Comment différencier les émotions primaires des réactions parasites et des décharges de stress chez les enfants ?
Les émotions : une définition
Isabelle Filliozat aime à le répéter : toutes les réactions des enfants ne sont pas toujours émotionnelles ! Une émotion est une réaction physiologique qui permet de se protéger et de se réparer.
L’émotion est une structure en 3 étapes :
- la charge : quand ça monte à l’intérieur, quand on ressent les sensations corporelles liées à l’émotion (gorge sèche, rythme cardiaque qui s’accélère…)
- la tension : on utilise l’énergie de l’émotion dans une action, une parole, un comportement
- la décharge : le moment où l’on pleure, crie, tremble… La décharge n’est que la 3° partie de l’émotion, c’est l’étape qui permet le retour au calme.
Quand on est face à un enfant, il s’agit alors de ne pas empêcher cette 3° étape qui est souvent confondue avec l’émotion elle-même. L’enfant a besoin de se décharger pour ne pas rester en tension. Comme cette tension n’est plus utile, elle doit pouvoir sortir du corps en s’extériorisant.
Par exemple, pleurer fait du bien suite à un choc, à une peur, à une douleur, même suite à une forte joie.
Isabelle Filliozat considère qu’il existe six émotions primaires qui ont toutes une fonction vitale et qui sont annoncées par des sensations corporelles.
La différence entre émotions primaires et réactions émotionnelles parasites
Isabelle Filliozat différencie bien ces deux choses :
1. Les émotions primaires
Les émotions primaires sont des réactions adaptatives qui viennent de l’intérieur pour s’exprimer à l’extérieur. La décharge de l’émotion est à écouter : pleurer, ça fait du bien !
2. Les réactions émotionnelles parasites
Les crises sont des réactions émotionnelles inappropriées et disproportionnées. Ce sont des décharges de stress dûes à un cerveau saturé et désorienté.
Contrairement aux émotions primaires qui sont à accueillir et écouter, les réactions parasites nécessitent une recherche de la cause pour permettre à la vraie émotion (l’émotion cachée, secondaire) de sortir. C’est à nous parents de réfléchir avec notre cerveau d’adultes :
- est-ce que mon enfant est vraiment en train de pleurer pour ça ?
- qu’est-ce qui se passe vraiment ?
- de quoi mon enfant m’a-t-il parlé avant ?
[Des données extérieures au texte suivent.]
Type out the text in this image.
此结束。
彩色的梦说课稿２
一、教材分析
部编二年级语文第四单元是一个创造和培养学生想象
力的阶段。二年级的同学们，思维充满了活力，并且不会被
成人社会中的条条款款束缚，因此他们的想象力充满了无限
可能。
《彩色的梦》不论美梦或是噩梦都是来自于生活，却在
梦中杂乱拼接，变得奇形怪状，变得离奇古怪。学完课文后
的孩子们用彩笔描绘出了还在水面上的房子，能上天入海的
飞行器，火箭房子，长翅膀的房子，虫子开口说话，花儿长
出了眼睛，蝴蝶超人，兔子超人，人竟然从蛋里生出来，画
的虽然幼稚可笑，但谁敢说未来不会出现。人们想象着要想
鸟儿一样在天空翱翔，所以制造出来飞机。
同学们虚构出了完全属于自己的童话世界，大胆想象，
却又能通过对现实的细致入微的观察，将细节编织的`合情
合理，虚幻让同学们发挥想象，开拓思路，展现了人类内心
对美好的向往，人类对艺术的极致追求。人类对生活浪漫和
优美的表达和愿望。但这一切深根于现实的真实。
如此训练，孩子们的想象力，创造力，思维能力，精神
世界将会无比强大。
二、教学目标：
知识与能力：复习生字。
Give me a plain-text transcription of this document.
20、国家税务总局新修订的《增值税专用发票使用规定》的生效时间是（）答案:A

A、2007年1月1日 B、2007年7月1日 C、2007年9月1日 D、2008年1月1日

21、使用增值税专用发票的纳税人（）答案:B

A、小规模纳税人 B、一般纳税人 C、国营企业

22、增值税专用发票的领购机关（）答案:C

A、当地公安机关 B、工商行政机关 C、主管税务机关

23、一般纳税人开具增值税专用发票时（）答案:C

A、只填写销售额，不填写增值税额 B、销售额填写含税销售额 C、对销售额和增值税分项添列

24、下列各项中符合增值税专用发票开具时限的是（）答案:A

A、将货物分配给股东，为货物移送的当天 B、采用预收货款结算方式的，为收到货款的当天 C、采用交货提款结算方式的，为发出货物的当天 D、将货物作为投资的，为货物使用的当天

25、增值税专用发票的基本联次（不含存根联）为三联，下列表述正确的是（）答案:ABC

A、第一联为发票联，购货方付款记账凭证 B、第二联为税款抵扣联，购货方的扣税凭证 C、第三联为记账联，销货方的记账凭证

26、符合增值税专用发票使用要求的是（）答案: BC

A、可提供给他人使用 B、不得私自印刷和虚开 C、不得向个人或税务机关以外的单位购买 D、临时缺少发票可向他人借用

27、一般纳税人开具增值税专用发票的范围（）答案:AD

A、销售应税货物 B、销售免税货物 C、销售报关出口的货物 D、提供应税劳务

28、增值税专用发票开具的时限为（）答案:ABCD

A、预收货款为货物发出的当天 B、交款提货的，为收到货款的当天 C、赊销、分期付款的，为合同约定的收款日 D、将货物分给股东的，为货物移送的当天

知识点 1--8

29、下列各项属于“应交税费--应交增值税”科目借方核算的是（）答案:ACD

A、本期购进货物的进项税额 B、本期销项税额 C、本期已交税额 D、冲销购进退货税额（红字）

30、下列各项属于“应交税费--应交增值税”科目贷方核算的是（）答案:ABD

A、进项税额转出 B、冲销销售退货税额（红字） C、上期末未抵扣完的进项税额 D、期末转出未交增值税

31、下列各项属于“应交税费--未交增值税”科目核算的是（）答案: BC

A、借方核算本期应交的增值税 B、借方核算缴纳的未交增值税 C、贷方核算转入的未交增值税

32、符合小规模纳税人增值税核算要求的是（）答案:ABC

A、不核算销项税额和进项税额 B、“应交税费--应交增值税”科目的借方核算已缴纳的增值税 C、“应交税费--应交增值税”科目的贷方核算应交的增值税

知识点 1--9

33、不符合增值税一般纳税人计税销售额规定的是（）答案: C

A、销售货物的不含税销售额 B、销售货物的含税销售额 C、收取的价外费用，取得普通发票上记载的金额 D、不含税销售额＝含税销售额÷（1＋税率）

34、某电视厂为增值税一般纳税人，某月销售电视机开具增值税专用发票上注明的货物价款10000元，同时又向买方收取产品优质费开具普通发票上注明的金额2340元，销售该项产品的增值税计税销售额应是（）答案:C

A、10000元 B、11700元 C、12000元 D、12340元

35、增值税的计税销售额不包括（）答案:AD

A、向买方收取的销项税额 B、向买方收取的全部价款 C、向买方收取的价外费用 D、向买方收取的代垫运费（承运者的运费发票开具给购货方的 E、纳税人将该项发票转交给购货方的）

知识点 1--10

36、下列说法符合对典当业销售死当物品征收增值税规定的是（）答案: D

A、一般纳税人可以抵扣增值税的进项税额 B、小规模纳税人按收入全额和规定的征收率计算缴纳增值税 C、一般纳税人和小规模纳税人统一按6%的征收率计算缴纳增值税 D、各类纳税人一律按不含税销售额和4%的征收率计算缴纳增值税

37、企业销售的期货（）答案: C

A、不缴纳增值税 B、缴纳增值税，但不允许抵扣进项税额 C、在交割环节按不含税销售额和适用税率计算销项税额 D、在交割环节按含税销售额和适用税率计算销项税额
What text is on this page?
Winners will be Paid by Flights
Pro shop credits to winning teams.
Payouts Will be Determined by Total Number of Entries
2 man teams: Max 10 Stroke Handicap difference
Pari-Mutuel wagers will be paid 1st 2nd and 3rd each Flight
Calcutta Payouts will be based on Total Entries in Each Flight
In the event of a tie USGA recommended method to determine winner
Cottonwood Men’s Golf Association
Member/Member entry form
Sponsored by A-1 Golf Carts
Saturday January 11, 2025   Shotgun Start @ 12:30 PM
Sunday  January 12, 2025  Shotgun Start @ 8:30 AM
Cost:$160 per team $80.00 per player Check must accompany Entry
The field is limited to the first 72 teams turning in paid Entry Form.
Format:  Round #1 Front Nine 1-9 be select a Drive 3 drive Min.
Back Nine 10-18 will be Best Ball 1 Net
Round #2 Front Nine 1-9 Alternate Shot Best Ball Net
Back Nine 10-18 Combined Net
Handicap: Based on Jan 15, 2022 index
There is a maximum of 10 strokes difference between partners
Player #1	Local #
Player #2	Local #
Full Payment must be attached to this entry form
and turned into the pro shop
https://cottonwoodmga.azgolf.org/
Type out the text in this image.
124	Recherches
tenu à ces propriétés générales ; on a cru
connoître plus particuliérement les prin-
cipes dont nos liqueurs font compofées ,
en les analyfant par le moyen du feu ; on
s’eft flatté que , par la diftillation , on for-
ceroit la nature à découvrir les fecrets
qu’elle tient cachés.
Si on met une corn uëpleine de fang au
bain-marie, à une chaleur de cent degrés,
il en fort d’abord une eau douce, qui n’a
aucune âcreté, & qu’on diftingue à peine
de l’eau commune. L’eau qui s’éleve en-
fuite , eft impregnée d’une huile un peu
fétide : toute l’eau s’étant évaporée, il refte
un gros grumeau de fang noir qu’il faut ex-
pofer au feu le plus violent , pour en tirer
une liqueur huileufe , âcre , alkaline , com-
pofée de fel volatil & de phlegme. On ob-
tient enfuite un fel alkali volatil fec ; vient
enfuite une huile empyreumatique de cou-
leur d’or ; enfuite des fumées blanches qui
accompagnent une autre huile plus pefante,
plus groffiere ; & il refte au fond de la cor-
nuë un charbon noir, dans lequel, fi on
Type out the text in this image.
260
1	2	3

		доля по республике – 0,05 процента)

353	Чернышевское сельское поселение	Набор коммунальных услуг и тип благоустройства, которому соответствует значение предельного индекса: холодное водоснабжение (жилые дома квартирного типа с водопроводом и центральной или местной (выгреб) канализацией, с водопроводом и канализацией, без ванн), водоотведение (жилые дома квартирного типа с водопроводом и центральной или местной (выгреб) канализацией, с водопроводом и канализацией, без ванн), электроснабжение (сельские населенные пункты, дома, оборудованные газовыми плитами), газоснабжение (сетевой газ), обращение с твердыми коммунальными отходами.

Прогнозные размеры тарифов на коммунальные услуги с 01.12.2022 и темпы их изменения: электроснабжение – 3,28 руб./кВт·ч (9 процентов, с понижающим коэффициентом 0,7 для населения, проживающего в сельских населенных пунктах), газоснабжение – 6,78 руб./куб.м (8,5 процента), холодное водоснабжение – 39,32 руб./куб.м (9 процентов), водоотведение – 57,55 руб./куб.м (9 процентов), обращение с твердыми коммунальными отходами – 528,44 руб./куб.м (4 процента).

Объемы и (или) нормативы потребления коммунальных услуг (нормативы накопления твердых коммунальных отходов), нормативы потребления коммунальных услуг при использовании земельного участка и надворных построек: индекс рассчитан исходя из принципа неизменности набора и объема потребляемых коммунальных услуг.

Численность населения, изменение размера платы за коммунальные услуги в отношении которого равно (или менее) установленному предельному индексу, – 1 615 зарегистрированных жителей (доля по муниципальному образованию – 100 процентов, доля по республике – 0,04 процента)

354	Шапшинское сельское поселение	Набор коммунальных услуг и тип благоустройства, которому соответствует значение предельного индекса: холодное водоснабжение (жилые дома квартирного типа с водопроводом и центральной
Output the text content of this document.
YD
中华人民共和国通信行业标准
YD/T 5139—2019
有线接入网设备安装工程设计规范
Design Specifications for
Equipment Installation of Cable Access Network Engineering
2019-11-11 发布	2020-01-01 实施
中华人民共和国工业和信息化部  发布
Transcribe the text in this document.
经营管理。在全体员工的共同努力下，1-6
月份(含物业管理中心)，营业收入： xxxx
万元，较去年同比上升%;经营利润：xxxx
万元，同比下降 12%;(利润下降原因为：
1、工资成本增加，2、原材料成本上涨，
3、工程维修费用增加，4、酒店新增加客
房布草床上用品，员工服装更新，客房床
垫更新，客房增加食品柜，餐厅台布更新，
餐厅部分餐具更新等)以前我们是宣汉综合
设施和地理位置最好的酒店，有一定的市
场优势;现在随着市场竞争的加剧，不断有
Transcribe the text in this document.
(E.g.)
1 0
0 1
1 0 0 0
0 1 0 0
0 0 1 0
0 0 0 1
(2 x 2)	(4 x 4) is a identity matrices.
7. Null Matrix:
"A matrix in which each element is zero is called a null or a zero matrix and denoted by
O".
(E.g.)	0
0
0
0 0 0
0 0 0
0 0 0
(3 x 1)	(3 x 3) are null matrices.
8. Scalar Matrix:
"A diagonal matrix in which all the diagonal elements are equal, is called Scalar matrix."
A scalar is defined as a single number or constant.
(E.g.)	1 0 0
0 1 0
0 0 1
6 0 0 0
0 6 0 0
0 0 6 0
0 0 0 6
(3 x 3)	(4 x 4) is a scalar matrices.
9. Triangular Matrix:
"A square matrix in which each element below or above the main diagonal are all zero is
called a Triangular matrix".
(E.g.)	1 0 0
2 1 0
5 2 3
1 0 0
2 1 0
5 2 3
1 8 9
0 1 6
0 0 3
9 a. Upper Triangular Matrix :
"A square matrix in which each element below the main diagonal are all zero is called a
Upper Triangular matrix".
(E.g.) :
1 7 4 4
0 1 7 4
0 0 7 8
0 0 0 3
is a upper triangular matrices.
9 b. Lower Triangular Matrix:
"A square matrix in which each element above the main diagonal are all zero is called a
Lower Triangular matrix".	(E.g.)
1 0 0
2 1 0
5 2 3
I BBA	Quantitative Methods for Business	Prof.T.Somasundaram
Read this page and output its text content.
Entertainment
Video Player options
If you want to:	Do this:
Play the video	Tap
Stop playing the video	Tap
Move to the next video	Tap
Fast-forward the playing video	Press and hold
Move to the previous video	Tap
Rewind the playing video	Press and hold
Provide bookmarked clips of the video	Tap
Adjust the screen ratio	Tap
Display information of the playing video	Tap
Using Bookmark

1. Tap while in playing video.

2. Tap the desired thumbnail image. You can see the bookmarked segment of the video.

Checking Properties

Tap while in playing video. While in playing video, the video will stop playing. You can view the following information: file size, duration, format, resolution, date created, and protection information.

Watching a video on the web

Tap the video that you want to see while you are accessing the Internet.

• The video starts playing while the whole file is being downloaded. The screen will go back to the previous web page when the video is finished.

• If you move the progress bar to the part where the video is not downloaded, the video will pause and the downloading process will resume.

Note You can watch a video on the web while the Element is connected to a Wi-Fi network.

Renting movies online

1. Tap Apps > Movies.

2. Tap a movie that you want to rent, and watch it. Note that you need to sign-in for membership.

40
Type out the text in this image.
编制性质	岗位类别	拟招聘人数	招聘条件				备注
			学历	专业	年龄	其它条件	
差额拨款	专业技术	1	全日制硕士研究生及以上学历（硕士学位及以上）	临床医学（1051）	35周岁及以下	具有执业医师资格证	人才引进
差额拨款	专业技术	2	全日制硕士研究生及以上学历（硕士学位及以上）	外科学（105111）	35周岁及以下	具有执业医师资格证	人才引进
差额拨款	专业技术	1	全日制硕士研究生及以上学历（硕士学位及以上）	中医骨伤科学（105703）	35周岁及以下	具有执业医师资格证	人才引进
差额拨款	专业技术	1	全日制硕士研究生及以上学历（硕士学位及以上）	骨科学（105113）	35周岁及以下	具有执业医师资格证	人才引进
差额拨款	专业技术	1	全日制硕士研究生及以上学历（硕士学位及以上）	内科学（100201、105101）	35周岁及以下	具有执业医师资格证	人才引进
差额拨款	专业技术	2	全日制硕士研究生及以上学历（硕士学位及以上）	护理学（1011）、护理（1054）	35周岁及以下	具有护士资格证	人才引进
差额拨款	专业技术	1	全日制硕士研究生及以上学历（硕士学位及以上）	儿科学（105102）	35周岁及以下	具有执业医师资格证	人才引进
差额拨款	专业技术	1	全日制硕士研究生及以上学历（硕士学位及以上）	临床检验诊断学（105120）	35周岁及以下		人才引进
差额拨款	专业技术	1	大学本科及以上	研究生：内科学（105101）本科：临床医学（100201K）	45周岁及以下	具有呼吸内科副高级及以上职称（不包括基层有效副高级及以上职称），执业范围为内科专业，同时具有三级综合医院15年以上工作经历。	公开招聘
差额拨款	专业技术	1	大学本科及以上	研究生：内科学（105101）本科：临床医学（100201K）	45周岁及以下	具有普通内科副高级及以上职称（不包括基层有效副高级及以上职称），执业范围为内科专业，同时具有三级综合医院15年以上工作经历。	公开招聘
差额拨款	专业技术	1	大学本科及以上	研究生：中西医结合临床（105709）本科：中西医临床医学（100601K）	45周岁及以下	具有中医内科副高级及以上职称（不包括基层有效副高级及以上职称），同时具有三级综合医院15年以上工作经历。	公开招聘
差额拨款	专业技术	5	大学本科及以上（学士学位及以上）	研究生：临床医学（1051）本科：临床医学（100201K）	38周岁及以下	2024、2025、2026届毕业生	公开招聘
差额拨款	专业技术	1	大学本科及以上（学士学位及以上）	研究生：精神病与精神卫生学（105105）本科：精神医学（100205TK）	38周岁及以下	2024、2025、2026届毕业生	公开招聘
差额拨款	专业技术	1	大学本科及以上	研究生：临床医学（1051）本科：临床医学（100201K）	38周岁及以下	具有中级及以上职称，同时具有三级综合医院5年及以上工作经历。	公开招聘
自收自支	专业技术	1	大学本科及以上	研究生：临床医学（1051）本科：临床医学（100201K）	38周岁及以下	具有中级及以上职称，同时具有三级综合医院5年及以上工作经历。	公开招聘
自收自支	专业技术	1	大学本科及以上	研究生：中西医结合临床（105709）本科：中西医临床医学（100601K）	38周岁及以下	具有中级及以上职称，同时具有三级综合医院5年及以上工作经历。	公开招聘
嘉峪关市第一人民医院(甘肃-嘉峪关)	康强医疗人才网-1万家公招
Les comportements de nos enfants ont toujours des raisons d’être : les comportements sont comme la partie émergée d’un iceberg et les raisons d’être sont la partie immergée.
En pratique, reconnaître les émotions et le stress
Isabelle Filliozat donne quelques pistes pour différencier une émotion d’une réaction émotionnelle parasite ou d’une décharge de stress :
- Une émotion primaire (saine et légitime) ne dure jamais plus de quelques minutes.
Si des pleurs, des tremblements, des « pleurnicheries » durent plus de quelques minutes, il s’agit d’une réaction parasite.
- Quand on est capable de comprendre la réaction de l’autre (qu’elle nous parait légitime, proportionnée et qu’on s’imagine avoir pu éprouver cette émotion là dans les mêmes circonstances), alors il s’agit d’une émotion.
Si on est démuni devant le comportement de l’enfant, alors il ne s’agit plus d’une émotion mais d’une réaction émotionnelle parasite ou d’une décharge de stress.
- Quand une réaction est systématique en toute circonstance (par exemple, pleurer à chaque frustration pour un enfant de plus de 3 ans), il ne s’agit pas d’une émotion à visée protectrice ou réparatrice.
Isabelle Filliozat évoque plutôt une réaction parasite liée à un manque de pouvoir personnel ou à un réservoir affectif vide (par exemple, lors de l’arrivée d’un cadet et que l’aîné se sent laissé de côté).
- Quand une écoute active et empathique (qui accueille et reflète les émotions de l’enfant) est inefficace à calmer l’enfant, il ne s’agit pas non plus d’une émotion.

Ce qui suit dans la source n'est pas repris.